Monday, June 06, 2005

A major feature of my own journey (and I believe everyone's) has been shifting from man-centered ways of viewing everything, to seeing all things for the sake of God. I am talking about more than "who's on the throne" type of questions. Being raised in a Christian home meant that God was always on the throne; even so, my religion was largely human-centered.

In that continuing quest . . . I think about accepting people for the sake of God, rather than judging them for where they are theologically, spiritually, morally - in understanding or practice. Where anyone is in relationship to God is a phenomenon of time and place. I meet them here and now, but I don't know where they've been, or where they will go. If I make judgments on their present state, I am considering what God has done, but also their human imperfections. Anyone looking at me would see the same.

If, however, I view others through faith in God, then promises such as if one seeks, one will find, and Paul's confidence that the One who began a good work in the Philippians would bring it to completion, lead me to confidence in their perfection by grace (and mine too).

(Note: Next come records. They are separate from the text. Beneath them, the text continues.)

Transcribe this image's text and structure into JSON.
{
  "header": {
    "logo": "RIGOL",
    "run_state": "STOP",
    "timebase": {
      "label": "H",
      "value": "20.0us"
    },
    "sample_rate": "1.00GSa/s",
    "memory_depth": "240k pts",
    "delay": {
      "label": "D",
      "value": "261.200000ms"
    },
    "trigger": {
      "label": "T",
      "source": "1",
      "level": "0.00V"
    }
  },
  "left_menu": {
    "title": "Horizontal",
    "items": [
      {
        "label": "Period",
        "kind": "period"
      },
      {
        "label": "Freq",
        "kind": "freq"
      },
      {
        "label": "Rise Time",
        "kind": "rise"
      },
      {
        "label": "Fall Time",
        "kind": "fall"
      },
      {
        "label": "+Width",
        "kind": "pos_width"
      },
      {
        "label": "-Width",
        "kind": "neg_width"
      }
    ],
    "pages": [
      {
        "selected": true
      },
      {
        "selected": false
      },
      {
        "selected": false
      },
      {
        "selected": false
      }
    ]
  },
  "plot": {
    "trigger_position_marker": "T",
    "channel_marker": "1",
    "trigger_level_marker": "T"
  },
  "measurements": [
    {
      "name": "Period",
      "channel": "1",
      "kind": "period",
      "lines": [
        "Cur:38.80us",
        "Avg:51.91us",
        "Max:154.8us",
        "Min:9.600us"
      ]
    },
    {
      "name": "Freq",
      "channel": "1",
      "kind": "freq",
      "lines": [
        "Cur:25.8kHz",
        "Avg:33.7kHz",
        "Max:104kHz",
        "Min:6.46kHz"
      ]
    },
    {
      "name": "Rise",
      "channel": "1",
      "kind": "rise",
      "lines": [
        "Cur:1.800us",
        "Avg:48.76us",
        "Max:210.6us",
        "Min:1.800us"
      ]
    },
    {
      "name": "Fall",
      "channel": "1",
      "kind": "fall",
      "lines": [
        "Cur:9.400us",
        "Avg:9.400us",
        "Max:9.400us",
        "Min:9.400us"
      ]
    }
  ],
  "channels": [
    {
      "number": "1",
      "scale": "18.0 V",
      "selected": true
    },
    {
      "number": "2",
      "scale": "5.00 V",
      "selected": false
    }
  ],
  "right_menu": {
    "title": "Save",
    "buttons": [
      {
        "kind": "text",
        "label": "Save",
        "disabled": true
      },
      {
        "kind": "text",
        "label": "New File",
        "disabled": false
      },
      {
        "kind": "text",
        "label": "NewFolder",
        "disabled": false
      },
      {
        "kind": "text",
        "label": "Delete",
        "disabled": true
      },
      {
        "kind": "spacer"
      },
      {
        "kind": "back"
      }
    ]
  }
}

What if I accept people from a God-defined view, not measuring them in time where I meet them and noting the imperfections of thinking, practice, and devotion, but by faith in God when seeing evidence of his work and accept them as God will form them? I will accept the non-orthodox seeker as an orthodox believer, not giving them some "benefit of the doubt" or overlooking that person's non-orthodox beliefs or practices, but strictly for the sake of God's faithfulness.

I find that I have common ground not based on an acceptance of the Apostles' Creed, a high view of scripture, Trinitarian theology, a certain view of atonement, ecclesiology, eschatology, or a host of other important matters. I find that I am in a fellowship of seekers, and only find common ground lacking with those who don't seek (but might in fact agree with my thinking on many of the above-mentioned theological subjects).

May I accept those who seek on the basis on God's promise that they will find, welcoming them for the sake of God's faithfulness wherever they are "in time" on that journey. Of such, to my present thinking, is the Kingdom of God.


A said...

I like your thinking here. You are on to something.

Ken Haynes said...

Appreciate the post...

David Olivet said...

Great post! Accepting people as seekers should keep us from being legalistic and judgemental. Thanks for sharing your wisdom.